Passing overloaded CRTP class member method to lambda

Question

Consider this:

template<typename T>
struct base_t
{
    auto& f(int x) { return (T&)*this; }
    auto& f(char x) { return (T&)*this; }
};

struct derived_t : base_t<derived_t>
{

};

void test()
{
    derived_t instance;

    auto lambda = [&](derived_t&(derived_t::*g)(char))
    {
        (instance.*g)('a');

        //instance.f('a');
    };

    lambda(&derived_t::f);
}

Without commenting in that particular line ( //instance.f('a'); ) , I get the following error (MSVC 2019):

error C2664: 'void test::<lambda_1>::operator ()(derived_t &(__cdecl derived_t::* )(char)) const': cannot convert argument 1 from 'overloaded-function' to 'derived_t &(__cdecl derived_t::* )(char)'

When the line isn't commented out, it compiles just fine.

Why does referencing f inside lambda magically allow the compiler to convert this overloaded function?

Furthermore, without CRTP, this doesn't happen at all.

Edit: Additionally, as pointed out by @Jarod42,

• Being explicit on return type auto& -> T& solves the issue.

• If you use a named function instead of a lambda, the problem disappears. So apparently the interaction of lambdas and templates is relevant.

Answer 1

The template mechanism instantiates classes and functions as they are used.
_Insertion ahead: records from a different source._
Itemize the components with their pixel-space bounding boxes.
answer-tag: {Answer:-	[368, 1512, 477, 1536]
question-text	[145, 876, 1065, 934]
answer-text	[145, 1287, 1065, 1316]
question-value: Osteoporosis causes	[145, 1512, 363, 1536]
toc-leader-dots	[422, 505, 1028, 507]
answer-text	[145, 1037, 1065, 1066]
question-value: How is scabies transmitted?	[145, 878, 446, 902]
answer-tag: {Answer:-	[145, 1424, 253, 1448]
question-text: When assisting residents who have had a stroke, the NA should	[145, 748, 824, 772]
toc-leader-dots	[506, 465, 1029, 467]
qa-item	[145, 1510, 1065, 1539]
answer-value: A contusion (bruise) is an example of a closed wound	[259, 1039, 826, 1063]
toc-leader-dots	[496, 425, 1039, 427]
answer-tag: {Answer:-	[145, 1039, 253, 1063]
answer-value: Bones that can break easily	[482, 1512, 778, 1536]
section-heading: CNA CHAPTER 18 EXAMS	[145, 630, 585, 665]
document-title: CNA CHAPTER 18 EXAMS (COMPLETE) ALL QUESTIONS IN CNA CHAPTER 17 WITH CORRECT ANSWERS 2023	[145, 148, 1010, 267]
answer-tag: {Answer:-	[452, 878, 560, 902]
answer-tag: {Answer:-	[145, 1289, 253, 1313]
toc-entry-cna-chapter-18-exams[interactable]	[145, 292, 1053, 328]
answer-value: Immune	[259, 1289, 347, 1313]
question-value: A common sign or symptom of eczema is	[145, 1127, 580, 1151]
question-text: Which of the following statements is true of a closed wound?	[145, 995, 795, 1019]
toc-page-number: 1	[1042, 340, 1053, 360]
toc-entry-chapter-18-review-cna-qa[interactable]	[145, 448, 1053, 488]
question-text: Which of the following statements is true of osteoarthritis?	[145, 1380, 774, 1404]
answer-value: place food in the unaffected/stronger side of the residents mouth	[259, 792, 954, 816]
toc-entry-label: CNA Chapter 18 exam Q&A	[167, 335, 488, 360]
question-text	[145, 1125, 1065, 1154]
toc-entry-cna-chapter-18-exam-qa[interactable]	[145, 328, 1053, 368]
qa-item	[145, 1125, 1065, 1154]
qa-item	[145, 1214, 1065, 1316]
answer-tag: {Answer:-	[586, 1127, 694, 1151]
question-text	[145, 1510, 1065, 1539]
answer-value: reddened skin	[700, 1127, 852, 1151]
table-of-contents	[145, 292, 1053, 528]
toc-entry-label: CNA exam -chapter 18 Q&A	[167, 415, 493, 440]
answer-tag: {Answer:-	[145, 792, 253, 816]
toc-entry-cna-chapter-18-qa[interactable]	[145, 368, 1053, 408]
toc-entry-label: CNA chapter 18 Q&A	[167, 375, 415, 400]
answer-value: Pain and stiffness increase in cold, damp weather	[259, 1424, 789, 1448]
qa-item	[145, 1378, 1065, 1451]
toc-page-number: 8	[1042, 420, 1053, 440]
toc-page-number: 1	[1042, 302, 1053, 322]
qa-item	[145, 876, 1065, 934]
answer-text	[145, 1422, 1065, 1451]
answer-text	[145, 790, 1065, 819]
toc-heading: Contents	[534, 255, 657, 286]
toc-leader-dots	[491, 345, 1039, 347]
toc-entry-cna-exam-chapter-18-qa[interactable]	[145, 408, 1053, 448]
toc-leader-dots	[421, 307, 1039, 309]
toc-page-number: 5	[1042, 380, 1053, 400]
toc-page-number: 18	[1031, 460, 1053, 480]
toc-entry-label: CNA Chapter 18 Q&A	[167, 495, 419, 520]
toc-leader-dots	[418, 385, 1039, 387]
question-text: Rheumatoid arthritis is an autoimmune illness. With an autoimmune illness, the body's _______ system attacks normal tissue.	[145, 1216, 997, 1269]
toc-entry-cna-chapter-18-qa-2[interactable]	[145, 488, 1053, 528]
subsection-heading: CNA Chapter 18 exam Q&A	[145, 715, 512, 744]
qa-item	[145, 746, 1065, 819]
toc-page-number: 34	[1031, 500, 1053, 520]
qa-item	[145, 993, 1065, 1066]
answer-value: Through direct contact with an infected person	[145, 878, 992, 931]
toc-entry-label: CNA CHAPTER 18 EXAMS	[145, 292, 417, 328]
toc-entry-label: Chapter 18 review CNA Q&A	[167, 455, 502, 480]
The same mechanism is used to evaluate the types behind the keyword auto.

In your case, the return types of your base_t<T>::f functions are auto&, and require a function call to be computed. Therefore when you comment out your only call to it (instance.f('a');) the actual signature of the function cannot be computed, and the compiler cannot tell whether it can be converted to derived_t&(derived_t::*g)(char).

Commenting out instance.f('a'); is possible if you define base_t<T>::f functions as follows:

template<typename T>
struct base_t
{
    T& f(int) { return *static_cast<T*>(this); }
    T& f(char) { return *static_cast<T*>(this); }
};

Here types are deduced at instantiation of the specialized type base_t<derived_t> instead of at the call of the f functions, so the compiler can figure out its conversion to the function type derived_t&(derived_t::*g)(char) without having to call them in your code.